At the same time, Kohl has made clear he does not favor the U.S.-led effort to invite Estonia, Latvia, and Lithuania - the three former Soviet republics in the Baltics - and possibly Ukraine to join NATO. As the Russian government has made clear, such moves would be considered a direct military provocation against Moscow. German imperialism has more to lose in a flare-up with the Russian government, since Bonn has extended more loans and attempted more investments in Russia than other capitalist powers.

At the insistence of the Clinton administration, the Madrid agreement included this statement, "We recognize the progress achieved toward greater stability and cooperation by the states in the Baltic region who are also aspiring members."

Washington has also made it clear that the recent NATO expansion is only the beginning in its drive to reposition its forces closer to Russia.
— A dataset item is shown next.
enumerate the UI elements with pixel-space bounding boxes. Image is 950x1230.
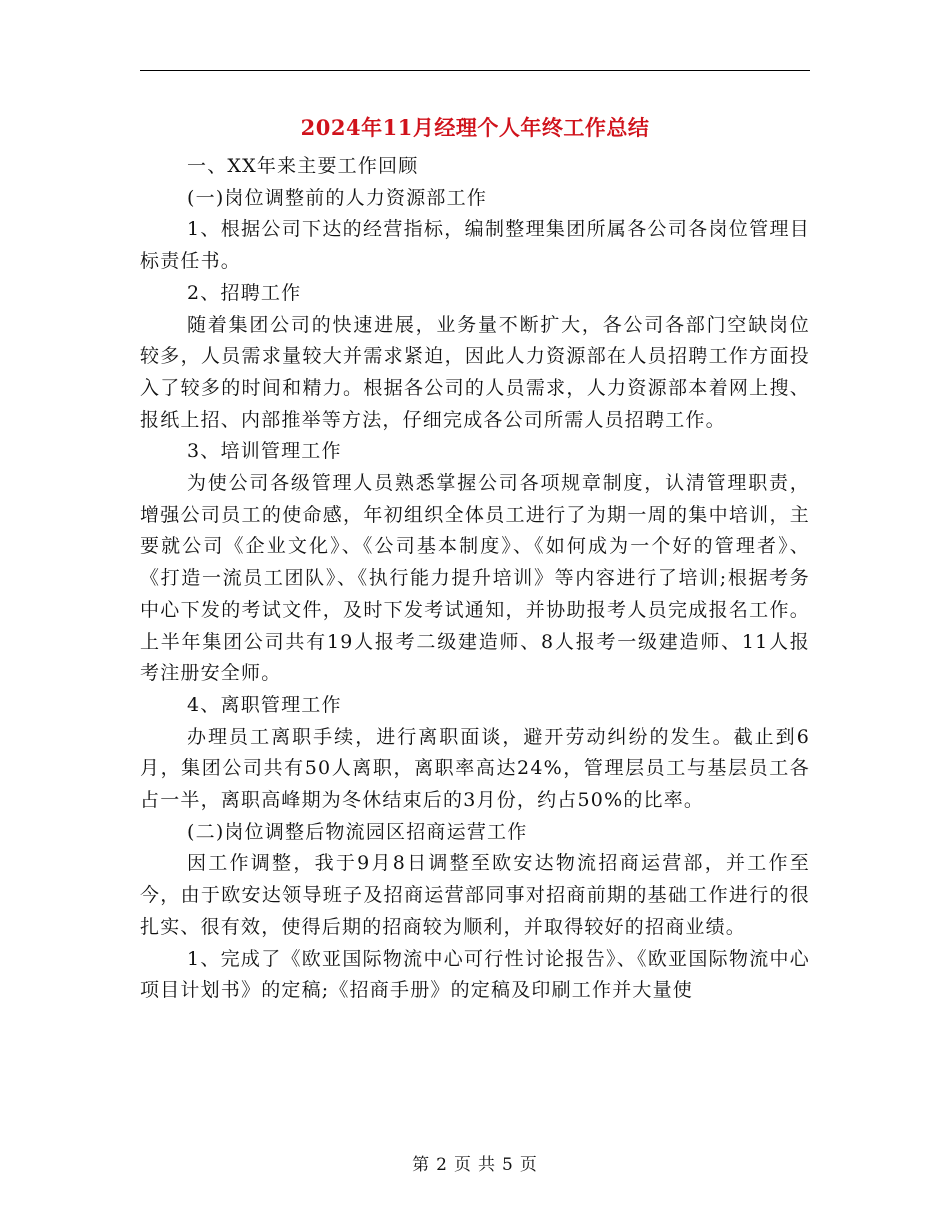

U.S. defense secretary William Cohen is slated to visit Ukraine soon to sign a military cooperation agreement with the republic's government. On July 3, U.S. Marine Corps General John Sheehan, supreme NATO commander of the Atlantic, arrived in Tashkent, Uzbekistan, for a meeting of the defense ministers of Kazakhstan, Uzbekistan, and Kyrgystan. The four are to discuss joint military maneuvers in the region in September that are slated to include 500 troops from the elite U.S. 82nd airborne division.

A June 29 front-page article in the New York Times indicated that NATO enlargement will unfold along with a renewed U.S. militarization drive. "Arms makers see bonanza in selling NATO expansion," was the headline of that article, which interviewed Bruce Jackson, president of the U.S. Committee to Expand NATO and director of strategic planning for Lockheed Martin Corporation, the world's biggest weapons maker and Joel Johnson, vice president for Aerospace Industries Association. "The stakes are high.. Whoever gets in first will have a lock for the next quarter- century" on arms sales in Eastern Europe, said Johnson.

In Madrid, U.S. officials reiterated threats of broadening the use of NATO troops occupying Bosnia and other parts of Yugoslavia.

Washington's role in fueling the 1992-95 Yugoslav war and the subsequent U.S.-led invasion unfolded hand-in-hand with NATO's expansion eastward. U.S. officials in Madrid repeated demands that Serbian authorities hand over chauvinist Serb leaders Radovan Karadzic and Ratko Mladic, whom an imperialist tribunal in The Hague has charged with "war crimes."

"The point here is, on Karadzic and Mladic, that there is no statute of limitation on their crimes, and their day will come," said U.S. secretary of state Madeleine Albright.

Debate within U.S. ruling circles
Within U.S. ruling circles, the Clinton administration position on NATO expansion is clearly the dominant view, though the debate over its merits continues.

Senate majority leader Trent Lott has indicated he backs the president on this issue.

Others are more worried about the implications. "Tinkering with the map of Europe is not something to be done lightly," said an editorial in the July 6 New York Times. "NATO expansion seems a gratuitous risk."

The most blunt recent arguments against those who criticize the administration's course were presented by conservative columnist William Safire in an op-ed piece in the July 9 New York Times. "The essential reason for bringing the formerly captive nations of Eastern Europe into the successful European-American military alliance is to deter any future move into Europe by a resurgent Russia," Safire said. "Russia is down but far from out; with its literate population and unlimited resources.. it will regain superpower status soon."

He also argued for unabashed defense of U.S. hegemony in Europe. "Does enlarging the NATO club get us into European affairs more deeply? Yes. And we'll be denounced as `hegemonists' for our much-wanted presence. Charles de Gaulle may have said `France cannot be France without greatness,' but Europe can no longer be Europe without America - as evidenced by the dithering of European and U.N. leaders in the Balkans until the U.S. exerted military muscle through NATO."